Pour cette élection, une instance apparemment neutre pour organiser le scrutin a été mise en place, mais elle a d’emblée été trustée par les membres du parti au pouvoir.

Le régime repose-t-il sur la violence ?

La répression violente n’est pas le quotidien de la vie politique camerounaise, mais elle en constitue l’horizon inéluctable dès que le pouvoir est en danger. Les 140 jeunes manifestants désarmés tués en trois jours par l’armée lors des émeutes de février 2008 sonnent comme un avertissement très clair. De plus, l’élection à un seul tour nécessiterait une véritable structuration de l’opposition, ce dont elle s’est montrée incapable, divisée entre 22 candidats différents.
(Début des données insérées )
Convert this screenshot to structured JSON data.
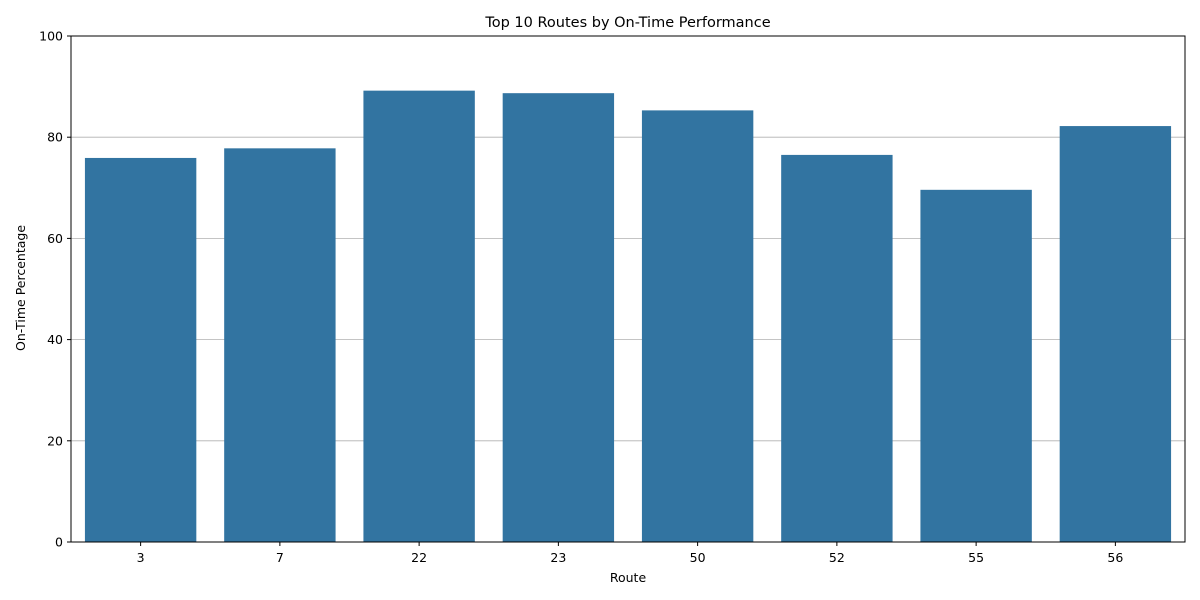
{
  "chart_data": {
    "type": "bar",
    "title": "Top 10 Routes by On-Time Performance",
    "xlabel": "Route",
    "ylabel": "On-Time Percentage",
    "categories": [
      "3",
      "7",
      "22",
      "23",
      "50",
      "52",
      "55",
      "56"
    ],
    "values": [
      75.9,
      77.8,
      89.2,
      88.7,
      85.3,
      76.5,
      69.6,
      82.2
    ],
    "ylim": [
      0,
      100
    ],
    "yticks": [
      0,
      20,
      40,
      60,
      80,
      100
    ],
    "grid": "y",
    "legend": "none",
    "colors": {
      "bar": "#3274a1",
      "grid": "#b0b0b0",
      "axis": "#000000"
    }
  }
}
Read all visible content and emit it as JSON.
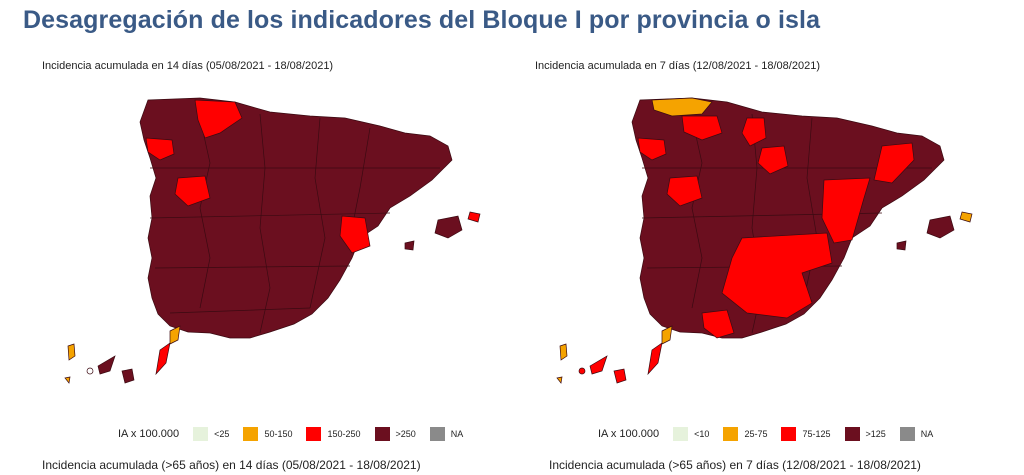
{
  "title": "Desagregación de los indicadores del Bloque I por provincia o isla",
  "colors": {
    "c1": "#e6f2dc",
    "c2": "#f5a300",
    "c3": "#ff0000",
    "c4": "#6b0f1f",
    "na": "#8a8a8a",
    "border": "#3b0a12"
  },
  "map_left": {
    "title": "Incidencia acumulada en 14 días (05/08/2021 - 18/08/2021)",
    "legend_label": "IA x 100.000",
    "legend": [
      "<25",
      "50-150",
      "150-250",
      ">250",
      "NA"
    ],
    "subtitle": "Incidencia acumulada (>65 años) en 14 días (05/08/2021 - 18/08/2021)"
  },
  "map_right": {
    "title": "Incidencia acumulada en 7 días (12/08/2021 - 18/08/2021)",
    "legend_label": "IA x 100.000",
    "legend": [
      "<10",
      "25-75",
      "75-125",
      ">125",
      "NA"
    ],
    "subtitle": "Incidencia acumulada (>65 años) en 7 días (12/08/2021 - 18/08/2021)"
  }
}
La France joue-t-elle encore un rôle dans le maintien de Paul Biya ?
La France a placé au pouvoir Ahmadou Ahidjo en 1958, qui a placé au pouvoir Paul Biya en 1982. Elle leur a offert pendant cinquante ans des forces de l’ordre formées et financées par Paris et une caution diplomatique permanente pour sauver les apparences. Au cours du règne de Biya, à chaque fois que des puissances comme les États-Unis ou l’Allemagne émettaient le moindre doute sur la légitimité de son pouvoir, il trouvait des soutiens auprès de la France. Le régime profite aussi de la complaisance des élites françaises : les entreprises (Bolloré, Vilgrain, Total…), les médias qui acceptent des publireportages scandaleux ou les communicants qui vantent les vertus du « sphinx de Yaoundé » en échange de contrats avantageux. Paul Biya réussirait-il à garder le pouvoir sans le soutien de Paris ? Peut-être. Mais sans Paris, il n’y aurait jamais accédé.